La guerra de Ucrania es un reto político, jurídico y moral de primer orden. Un año después del inicio del conflicto, el impacto humanitario es enorme y la situación estratégica se encuentra enquistada. Aunque logre algunos avances, Rusia no podrá conseguir su objetivo inicial de ocupar Kiev y la mayor parte del país. Y Ucrania no podrá recuperar todo su territorio, incluyendo Crimea, como sus autoridades pretenden.
Los expertos indican que la evolución militar más probable es una prolongada guerra de desgaste. Si esto es así, los países occidentales que apoyan a Ucrania deberían plantearse si es conforme a sus principios y valores contribuir a tal estancamiento. Los miembros de la UE y de la OTAN tienen la loable intención de cooperar en la defensa de Ucrania, pero no basta con las buenas intenciones; es preciso calibrar también las consecuencias de los actos. Una perpetuación de la guerra durante años supondría costes humanitarios y económicos insoportables y no ayudaría ni a la resolución del conflicto ni a la paz mundial.

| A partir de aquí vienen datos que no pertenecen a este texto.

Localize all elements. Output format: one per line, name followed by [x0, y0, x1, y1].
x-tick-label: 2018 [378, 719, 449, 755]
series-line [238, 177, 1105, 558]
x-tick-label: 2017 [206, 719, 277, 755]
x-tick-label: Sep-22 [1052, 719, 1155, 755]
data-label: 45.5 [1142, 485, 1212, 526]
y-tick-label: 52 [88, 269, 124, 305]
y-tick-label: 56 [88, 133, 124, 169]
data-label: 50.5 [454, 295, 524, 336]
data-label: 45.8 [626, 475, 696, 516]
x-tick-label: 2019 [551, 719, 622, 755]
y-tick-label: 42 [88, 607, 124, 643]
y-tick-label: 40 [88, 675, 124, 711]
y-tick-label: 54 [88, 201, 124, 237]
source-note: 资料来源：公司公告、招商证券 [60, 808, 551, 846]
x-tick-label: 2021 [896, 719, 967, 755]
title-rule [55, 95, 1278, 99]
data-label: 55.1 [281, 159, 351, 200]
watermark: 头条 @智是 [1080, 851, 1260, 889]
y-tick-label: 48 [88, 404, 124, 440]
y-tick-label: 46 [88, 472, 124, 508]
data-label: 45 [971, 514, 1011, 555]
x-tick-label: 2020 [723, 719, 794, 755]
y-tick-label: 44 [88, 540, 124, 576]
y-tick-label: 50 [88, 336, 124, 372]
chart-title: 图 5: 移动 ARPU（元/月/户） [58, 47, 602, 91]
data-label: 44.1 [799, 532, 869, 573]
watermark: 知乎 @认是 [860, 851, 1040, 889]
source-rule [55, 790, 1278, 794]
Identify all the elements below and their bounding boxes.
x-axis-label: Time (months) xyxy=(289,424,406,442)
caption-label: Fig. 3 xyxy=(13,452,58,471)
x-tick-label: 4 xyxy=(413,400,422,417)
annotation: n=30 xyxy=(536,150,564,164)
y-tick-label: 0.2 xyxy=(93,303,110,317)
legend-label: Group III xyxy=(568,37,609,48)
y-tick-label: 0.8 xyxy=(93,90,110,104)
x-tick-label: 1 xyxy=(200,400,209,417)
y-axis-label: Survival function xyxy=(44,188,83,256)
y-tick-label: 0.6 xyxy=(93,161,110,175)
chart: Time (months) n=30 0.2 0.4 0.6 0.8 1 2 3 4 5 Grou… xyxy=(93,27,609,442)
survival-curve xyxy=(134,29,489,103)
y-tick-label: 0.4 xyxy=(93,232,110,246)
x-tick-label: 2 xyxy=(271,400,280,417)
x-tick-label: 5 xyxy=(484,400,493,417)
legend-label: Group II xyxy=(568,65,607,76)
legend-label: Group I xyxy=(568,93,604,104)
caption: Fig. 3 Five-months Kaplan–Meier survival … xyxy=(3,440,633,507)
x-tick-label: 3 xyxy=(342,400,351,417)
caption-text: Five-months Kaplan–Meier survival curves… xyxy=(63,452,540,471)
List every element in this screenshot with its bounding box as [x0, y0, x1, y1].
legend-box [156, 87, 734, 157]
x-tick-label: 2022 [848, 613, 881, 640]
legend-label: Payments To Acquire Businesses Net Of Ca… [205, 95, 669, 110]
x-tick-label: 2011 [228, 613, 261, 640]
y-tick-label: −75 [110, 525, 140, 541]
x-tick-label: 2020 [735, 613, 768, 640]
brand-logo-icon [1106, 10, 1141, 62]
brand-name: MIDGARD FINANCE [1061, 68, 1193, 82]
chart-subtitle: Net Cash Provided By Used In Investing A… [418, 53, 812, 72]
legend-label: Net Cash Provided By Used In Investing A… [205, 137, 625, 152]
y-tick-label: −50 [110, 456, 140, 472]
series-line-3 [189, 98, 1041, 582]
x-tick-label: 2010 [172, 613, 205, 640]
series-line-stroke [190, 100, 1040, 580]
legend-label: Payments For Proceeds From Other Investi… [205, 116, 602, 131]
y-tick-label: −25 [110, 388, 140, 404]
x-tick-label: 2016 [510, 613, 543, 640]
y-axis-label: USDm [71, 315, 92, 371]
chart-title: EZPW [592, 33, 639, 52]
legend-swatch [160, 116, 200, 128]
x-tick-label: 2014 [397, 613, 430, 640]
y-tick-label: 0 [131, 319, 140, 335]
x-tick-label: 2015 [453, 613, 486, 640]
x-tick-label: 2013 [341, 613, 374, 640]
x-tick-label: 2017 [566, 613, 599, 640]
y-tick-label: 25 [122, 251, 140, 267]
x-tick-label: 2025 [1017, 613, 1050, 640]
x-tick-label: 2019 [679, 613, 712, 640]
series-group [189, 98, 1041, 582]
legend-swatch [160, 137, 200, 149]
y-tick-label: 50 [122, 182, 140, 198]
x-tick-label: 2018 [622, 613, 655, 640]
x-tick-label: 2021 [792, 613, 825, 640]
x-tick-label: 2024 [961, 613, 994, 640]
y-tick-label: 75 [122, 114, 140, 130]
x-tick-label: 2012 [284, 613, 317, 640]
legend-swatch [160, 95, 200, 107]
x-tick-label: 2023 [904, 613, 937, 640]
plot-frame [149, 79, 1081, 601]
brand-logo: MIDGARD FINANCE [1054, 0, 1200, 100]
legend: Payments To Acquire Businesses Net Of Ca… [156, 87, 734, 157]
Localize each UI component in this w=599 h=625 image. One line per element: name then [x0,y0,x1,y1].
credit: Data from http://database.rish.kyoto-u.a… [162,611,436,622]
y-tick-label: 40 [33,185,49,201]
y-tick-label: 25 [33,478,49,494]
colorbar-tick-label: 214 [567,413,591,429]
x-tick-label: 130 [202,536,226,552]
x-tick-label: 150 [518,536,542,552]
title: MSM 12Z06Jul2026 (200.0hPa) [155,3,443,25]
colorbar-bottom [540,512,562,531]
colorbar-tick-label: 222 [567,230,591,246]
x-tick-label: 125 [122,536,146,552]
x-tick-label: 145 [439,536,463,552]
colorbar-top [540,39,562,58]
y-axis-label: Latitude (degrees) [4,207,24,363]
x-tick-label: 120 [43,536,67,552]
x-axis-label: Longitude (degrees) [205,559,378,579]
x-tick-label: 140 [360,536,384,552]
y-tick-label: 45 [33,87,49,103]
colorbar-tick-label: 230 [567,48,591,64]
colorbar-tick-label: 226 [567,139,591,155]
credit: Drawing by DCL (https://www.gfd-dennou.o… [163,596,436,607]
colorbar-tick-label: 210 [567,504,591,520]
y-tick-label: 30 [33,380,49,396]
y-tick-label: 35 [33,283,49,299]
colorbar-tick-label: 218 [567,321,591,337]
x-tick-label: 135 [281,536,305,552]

España y los países aliados apoyan a Ucrania sobre la base de que está actuando en legítima defensa. En efecto, la invasión rusa en febrero de 2022 fue un acto ilegal que dio a Ucrania ese derecho. Sin embargo, el uso lícito de la fuerza militar debe ajustarse a ciertos límites de acuerdo con el derecho y la moral. Ese es el sentido de la doctrina de la guerra justa: en determinadas circunstancias el uso de la fuerza armada está permitido, pero tiene que conformarse a unos fines, y el propósito último debe ser alcanzar la paz.
La idea de la guerra justa fue elaborada por autores cristianos y después influyó en la prohibición de la guerra tras la Segunda Guerra Mundial. Los axiomas de que solo puede recurrirse a la fuerza militar con una causa justa (ius ad bellum) y de que, en todo caso, debe ejercerse respetando ciertas normas (ius in bello) están incorporados en el derecho actual. La doctrina de la guerra justa, que fundamenta la Carta de Naciones Unidas, fue elaborada en su día por teólogos españoles como Francisco Suárez o Diego de Covarrubias, y después ha sido actualizada por los filósofos John Rawls o Michael Walzer, entre otros.
Según el derecho internacional, la legítima defensa es una causa justa para el uso de la fuerza militar, que siempre debe cumplir ciertas exigencias. La ardua tarea del derecho es introducir consideraciones racionales y humanitarias en los actos de guerra, tanto los realizados por el agresor como por el agredido.
El artículo 51 de la Carta de Naciones Unidas reconoce la legítima defensa como un derecho inmanente, inherente o natural de cada Estado. A pesar de su carácter indisputable, este derecho debe ser ejercido con restricciones. Una bien conocida es la proporcionalidad: la acción militar debe estar destinada a recuperar el territorio y no puede emplearse en otro escenario ni dirigirse contra otros actores. Otro requisito prudencial importante es que la acción debe contar con posibilidades razonables de éxito para llevar a cabo el fin defensivo.
Esto es muy relevante en el contexto actual porque, en un conflicto donde la victoria total de cualquiera de las partes es inverosímil, resulta contrario a los valores de la paz contribuir a una prolongación de la guerra. En las hostilidades dilatadas en el tiempo solo prosperan el sufrimiento de los civiles, los riesgos internacionales, la venta de armas, y la degradación moral.
Introducir la luz de la racionalidad en cualquier conflicto es siempre complicado. El Catecismo de la Iglesia católica se ocupa de muchas situaciones conflictivas y en particular de la búsqueda de la paz en el mundo (§ 2309), donde declara: «Se han de considerar con rigor las condiciones estrictas de una legítima defensa mediante la fuerza militar […]. La apreciación de estas condiciones de legitimidad moral pertenece al juicio prudente de quienes están a cargo del bien común».
Esperemos que los líderes políticos de los países occidentales no se dejen llevar por la rabia y el dolor que producen los abusos y la injusticia, para así poder explorar caminos hacia la paz en un conflicto tan enconado. Como muestra la Unión Europea, ejemplo de superación de guerras territoriales, el objetivo último del sistema internacional debe ser la cooperación y el entendimiento entre los pueblos, incluso en casos que hoy parece irrealizable.